The Berlin-Paris night train, canceled in 2014, will be relaunched on December 11 and will pass through Strasbourg, said this Wednesday, September 6, the Austrian company ÖBB, a pioneer in night trains, which will operate this link. “The service will start on December 11 from Berlin, three times a week, before becoming daily from October 2024,” ÖBB spokesman Bernhard Rieder told AFP. The first night train from Paris to Berlin will leave the next day, December 12.
The return of this line was announced in December 2020 by the French, German and Austrian public railway companies. It is part of the slow European revival of night trains, a means of transport that is coming back into favor due to its low climate impact. The night Paris-Berlin will stop along the way in Strasbourg, Mannheim, Erfurt and Halle. In concrete terms, trains departing from Paris will have 12 cars, 6 for Berlin and 6 for Vienna, with seats, couchettes and sleeping cars.

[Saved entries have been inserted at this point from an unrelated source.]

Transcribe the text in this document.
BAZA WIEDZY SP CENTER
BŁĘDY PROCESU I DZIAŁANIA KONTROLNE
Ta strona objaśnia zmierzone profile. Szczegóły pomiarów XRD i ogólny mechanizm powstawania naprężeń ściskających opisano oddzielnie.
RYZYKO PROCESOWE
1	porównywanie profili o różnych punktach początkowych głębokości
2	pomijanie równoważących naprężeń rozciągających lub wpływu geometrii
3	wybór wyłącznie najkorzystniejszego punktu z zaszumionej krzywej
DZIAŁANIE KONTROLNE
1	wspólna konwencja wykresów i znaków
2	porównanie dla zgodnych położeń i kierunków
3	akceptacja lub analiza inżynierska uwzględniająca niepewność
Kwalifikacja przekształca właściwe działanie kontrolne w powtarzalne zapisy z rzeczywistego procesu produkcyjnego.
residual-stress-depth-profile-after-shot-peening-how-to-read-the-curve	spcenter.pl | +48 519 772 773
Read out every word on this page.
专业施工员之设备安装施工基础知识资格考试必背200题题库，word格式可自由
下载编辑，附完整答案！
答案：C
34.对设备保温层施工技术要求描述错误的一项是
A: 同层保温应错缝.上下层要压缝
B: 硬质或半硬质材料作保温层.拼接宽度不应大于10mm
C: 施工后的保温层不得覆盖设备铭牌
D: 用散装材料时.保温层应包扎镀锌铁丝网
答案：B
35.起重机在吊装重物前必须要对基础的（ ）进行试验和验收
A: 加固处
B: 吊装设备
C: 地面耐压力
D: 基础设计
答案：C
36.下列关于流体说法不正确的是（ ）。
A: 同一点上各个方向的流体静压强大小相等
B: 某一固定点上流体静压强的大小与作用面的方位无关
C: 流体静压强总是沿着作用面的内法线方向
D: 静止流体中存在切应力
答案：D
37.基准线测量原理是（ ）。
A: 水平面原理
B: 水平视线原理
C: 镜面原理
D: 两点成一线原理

The ÖBB company will reorganize its service to form a sort of large “X” by integrating the Berlin service into its existing Paris-Vienna and Brussels-Vienna night trains. The trains will therefore connect Paris or Brussels on the one hand, to Berlin or Vienna on the other. They will be recomposed in the middle of the night in Mannheim, on the banks of the Rhine. The SNCF made no comment. Deutsche Bahn for its part confirmed the date, welcoming the development of its “cooperation with ÖBB in night traffic”. Separately, the SNCF and the Deutsche Bahn announced last year a Paris-Berlin day, at high speed, from the end of 2024, and which should not pass through Strasbourg initially.
This seven-hour connection is initially to be operated with German ICE high-speed trains. The route of the new link has been the subject of numerous debates in recent months, the German partners favoring a passage via Saarbrücken, and not Strasbourg, citing work on the network. French Transport Minister Clément Beaune assured Friday that this link would pass “gradually” through Strasbourg, at a later date, not before 2025 at best.